Mature Adulthood (1 - 4 Years) During this period your dog may again become aggressive and assertive. For instance, he may become more turf-protective, by barking when someone comes to the door. Temper his protective behaviors by teaching him how to accept strangers into your home. His friendly play with other dogs may escalate to fighting with other dogs. Teach you dog to ignore other dogs that he sees if he can't be friendly towards them. Take him to places where there will be a few dogs at first and train him there. Then, train him in areas with more and more dogs. Next, allow him to interact with non threatening dogs. Puppies and bitches are good choices, if he is a male. Always praise his positive efforts to interact or if he displays no reaction. Gradually move onto male dogs. At bit of caution here, adult members of the same sex, no matter what animals species, tend to compete with one another. Putting together two strange adults of the same sex could result in a fight. Watch for behavioral signs of playfulness before allowing two dogs to play together. Also, be alert to the posturing of aggressive behaviors. Watch for circling behaviors, walking on toes, stiff tail wags, and tense facial expressions. Adulthood is also a time that your dog may again test your position as pack leader. If he does, handle him firmly, suspend any rough play that may be giving him the idea that he can dominate you, and continue with training. Additional classes or private help with training may be a wise investment. It can provide you with the structure and commitment to train him that you need at this time. Proceed with training in a matter-of-fact, no nonsense manner and your dog will become a reasonably obedient dog. Give him lots of positive attention for his efforts!
http://www.doberman.org/articles/puppy.htm

 

How old were they when they last played nicely?

I think part of it is maturity and growing into their adult dog selves--NOT all adult dogs enjoy playing.  I think it's important to remove human terms from the equation like "Bestie" because dogs just don't necessarily operate like that.  It's not even that there was some weird signals from one to the other as much as those other dogs are a different breed with different preferences now that they are adult dogs.  They aren't necessarily meant to freely play nor do they necessarily LIKE to freely play with other dogs--even if they did when they were young.  We can't expect dogs to have 'best friends' like we do and keep them forever even if some dogs seem to have such relationships.  It's cute that Daisy appears to want to play and 'be friends' but the other dog might simply find her to be annoying and not want to interact that way at this point in her adult life.
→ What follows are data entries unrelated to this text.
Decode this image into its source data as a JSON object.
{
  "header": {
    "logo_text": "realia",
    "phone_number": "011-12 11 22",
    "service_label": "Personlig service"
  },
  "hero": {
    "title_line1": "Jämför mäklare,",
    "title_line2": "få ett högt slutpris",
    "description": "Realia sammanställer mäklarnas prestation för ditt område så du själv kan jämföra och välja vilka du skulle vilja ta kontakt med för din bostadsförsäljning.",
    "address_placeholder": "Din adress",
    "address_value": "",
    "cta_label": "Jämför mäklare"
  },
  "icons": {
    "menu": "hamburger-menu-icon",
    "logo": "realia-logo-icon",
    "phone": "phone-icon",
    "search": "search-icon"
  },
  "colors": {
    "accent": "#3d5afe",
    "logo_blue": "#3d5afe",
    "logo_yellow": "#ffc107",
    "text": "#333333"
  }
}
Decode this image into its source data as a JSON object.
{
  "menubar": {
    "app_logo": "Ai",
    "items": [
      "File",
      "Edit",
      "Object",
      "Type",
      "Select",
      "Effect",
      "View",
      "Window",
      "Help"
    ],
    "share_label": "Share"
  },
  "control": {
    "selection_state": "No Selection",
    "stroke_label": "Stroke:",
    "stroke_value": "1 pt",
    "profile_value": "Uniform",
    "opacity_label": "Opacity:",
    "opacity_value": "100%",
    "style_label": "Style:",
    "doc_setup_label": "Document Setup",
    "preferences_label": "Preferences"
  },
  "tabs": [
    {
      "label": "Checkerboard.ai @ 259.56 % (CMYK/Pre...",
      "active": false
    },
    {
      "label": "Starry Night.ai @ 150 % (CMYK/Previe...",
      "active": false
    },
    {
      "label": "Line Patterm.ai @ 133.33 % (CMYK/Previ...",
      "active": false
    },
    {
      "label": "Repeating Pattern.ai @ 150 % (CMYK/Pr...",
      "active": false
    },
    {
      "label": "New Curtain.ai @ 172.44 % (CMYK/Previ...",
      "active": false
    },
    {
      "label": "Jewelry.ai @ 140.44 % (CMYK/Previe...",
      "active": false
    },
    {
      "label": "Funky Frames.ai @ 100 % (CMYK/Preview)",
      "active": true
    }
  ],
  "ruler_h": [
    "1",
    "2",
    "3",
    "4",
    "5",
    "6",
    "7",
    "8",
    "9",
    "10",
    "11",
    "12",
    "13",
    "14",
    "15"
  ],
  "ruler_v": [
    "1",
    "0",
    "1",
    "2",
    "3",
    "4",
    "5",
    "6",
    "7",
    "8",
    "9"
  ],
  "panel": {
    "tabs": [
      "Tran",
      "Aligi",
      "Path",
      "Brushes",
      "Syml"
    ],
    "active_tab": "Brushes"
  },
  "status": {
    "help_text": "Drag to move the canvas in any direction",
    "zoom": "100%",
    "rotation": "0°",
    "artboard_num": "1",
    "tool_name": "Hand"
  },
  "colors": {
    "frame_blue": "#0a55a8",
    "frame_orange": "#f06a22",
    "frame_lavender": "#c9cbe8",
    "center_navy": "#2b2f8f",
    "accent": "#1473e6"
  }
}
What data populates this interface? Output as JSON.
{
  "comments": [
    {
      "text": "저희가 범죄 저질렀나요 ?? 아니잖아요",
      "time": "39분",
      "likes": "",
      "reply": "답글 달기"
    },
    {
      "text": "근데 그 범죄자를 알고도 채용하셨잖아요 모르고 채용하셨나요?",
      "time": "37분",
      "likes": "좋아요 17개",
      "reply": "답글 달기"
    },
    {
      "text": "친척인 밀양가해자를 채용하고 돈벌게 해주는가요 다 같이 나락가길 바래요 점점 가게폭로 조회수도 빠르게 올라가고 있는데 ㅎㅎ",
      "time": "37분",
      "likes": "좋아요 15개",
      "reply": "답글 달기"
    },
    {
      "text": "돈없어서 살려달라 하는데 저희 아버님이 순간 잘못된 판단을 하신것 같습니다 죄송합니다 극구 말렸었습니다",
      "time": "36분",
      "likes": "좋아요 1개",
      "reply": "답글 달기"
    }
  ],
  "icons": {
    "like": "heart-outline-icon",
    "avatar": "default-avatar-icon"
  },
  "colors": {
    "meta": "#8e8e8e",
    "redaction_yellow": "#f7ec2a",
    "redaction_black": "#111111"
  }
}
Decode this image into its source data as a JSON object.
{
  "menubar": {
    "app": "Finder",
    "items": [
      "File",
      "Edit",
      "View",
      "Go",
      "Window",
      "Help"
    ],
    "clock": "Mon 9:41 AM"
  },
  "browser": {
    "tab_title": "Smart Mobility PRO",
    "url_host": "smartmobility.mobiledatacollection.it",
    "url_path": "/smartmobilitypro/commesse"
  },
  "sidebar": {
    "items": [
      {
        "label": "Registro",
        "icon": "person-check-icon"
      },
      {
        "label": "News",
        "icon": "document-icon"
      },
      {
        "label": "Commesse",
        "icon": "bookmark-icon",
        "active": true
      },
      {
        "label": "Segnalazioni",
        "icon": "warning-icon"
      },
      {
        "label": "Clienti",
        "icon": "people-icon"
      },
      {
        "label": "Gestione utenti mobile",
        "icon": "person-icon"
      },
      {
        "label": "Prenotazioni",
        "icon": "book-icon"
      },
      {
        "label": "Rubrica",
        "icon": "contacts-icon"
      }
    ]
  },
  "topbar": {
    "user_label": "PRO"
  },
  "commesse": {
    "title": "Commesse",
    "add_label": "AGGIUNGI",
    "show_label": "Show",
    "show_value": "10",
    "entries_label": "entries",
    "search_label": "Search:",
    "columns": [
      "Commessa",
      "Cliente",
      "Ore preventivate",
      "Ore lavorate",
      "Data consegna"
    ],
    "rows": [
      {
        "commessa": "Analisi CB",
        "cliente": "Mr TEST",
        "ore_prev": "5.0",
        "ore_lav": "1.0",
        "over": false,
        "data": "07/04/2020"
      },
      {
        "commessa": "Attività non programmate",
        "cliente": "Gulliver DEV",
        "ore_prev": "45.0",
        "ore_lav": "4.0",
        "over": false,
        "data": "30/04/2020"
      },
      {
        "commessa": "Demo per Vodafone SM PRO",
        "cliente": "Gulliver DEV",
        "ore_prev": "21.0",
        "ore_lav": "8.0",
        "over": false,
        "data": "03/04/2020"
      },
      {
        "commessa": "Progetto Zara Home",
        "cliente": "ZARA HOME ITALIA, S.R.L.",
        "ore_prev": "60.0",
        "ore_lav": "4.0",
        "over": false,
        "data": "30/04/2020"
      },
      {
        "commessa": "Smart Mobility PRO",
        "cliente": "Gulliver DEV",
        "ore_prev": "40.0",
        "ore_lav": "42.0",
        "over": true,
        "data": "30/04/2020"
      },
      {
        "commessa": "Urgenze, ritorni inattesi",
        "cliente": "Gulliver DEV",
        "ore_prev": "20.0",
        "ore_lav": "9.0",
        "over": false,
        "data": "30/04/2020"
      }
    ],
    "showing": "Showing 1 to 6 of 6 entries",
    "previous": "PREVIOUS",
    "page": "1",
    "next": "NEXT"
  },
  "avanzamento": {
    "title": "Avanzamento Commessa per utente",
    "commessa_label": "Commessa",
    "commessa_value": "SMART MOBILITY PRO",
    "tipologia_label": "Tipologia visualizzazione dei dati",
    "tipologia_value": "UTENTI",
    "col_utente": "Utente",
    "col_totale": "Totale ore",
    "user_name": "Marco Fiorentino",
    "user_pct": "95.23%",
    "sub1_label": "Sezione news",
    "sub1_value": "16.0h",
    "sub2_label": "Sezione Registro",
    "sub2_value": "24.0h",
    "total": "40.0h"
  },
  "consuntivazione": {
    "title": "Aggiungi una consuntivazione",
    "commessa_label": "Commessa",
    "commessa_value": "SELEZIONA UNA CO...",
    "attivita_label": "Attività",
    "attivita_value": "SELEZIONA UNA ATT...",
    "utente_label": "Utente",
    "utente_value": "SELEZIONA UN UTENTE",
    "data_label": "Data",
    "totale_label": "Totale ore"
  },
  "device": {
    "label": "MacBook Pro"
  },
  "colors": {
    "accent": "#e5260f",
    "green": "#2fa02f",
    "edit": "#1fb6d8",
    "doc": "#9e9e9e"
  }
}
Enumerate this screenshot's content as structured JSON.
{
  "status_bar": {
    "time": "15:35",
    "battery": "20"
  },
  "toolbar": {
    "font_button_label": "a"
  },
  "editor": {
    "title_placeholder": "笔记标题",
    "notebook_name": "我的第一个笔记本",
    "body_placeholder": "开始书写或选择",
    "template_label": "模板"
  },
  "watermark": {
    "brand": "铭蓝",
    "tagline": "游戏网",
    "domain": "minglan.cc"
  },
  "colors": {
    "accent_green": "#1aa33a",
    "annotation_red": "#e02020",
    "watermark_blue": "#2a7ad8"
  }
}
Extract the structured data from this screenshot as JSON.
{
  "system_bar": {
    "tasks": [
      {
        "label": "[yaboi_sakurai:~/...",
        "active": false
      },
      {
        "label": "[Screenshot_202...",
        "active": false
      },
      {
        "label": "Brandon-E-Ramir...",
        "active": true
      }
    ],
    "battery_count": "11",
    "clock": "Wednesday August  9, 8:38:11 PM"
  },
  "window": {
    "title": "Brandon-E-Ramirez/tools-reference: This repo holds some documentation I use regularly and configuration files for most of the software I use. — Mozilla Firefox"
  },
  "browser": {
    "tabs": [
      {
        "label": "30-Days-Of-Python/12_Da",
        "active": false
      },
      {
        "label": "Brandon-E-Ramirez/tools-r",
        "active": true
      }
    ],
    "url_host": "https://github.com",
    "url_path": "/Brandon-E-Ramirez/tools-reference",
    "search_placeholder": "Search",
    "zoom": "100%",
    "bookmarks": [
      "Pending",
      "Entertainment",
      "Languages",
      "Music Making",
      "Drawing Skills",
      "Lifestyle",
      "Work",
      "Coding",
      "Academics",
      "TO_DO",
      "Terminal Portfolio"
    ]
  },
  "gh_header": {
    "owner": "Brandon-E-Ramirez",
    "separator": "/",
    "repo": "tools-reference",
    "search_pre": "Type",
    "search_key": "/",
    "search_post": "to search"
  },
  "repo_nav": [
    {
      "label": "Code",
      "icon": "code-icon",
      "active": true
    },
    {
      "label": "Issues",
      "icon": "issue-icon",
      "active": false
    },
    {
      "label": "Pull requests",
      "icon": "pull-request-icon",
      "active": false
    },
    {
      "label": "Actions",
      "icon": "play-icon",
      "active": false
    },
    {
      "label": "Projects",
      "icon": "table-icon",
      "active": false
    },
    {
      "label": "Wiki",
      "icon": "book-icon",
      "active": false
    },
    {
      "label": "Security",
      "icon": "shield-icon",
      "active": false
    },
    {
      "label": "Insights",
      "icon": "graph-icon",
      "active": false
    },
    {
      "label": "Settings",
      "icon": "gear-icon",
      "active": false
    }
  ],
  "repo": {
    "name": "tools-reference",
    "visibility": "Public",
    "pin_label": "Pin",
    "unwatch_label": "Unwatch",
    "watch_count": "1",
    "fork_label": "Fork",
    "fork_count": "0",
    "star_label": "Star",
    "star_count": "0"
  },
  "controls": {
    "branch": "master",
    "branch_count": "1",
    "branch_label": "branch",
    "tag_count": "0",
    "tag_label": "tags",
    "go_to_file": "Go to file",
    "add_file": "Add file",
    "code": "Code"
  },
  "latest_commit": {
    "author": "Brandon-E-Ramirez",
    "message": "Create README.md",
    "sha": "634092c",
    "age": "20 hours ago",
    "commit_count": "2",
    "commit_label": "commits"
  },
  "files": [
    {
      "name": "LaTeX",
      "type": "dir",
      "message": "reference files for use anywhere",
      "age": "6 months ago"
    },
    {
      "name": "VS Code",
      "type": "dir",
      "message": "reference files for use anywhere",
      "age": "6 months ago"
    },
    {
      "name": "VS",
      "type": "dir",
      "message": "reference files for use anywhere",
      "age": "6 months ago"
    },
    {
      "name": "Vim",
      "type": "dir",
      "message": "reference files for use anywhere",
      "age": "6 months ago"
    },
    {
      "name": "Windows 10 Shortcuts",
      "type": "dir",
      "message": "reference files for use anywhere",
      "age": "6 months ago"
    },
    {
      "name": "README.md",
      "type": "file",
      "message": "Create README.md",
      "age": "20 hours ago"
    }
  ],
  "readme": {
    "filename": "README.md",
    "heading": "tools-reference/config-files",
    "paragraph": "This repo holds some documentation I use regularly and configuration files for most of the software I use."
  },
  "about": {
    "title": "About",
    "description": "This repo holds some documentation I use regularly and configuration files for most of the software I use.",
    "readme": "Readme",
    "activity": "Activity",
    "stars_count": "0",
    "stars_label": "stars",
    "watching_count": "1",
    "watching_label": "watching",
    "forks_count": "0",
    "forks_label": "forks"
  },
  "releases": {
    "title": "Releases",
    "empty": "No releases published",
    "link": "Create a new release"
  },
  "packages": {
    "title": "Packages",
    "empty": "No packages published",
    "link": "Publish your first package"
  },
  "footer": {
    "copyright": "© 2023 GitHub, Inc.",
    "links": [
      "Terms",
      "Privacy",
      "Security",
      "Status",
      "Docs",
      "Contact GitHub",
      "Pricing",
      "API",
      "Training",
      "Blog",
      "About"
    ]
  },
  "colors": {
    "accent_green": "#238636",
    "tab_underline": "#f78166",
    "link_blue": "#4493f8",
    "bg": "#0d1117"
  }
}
Don't take it personally, it's just the nature of some dogs and it's best if they are left to enjoy their dog life without our expectations of romping and frolicking and best friending each other.

Daisy is the one who no longer wants to play - Sophie is the one who keeps trying....and of course the humans in the equations want them all to be friends cause we are. They don't fight but Daisy definitely gets annoyed with her because she is pesty. 

I am the one who has the hardest time with it because one of the owners thinks Daisy is mean, which she is not. I couldn't care less except when "she" says Daisy is not a nice dog - ugh!

 

oh and they played nicely up until about 3 months ago, putting them both at 18 months.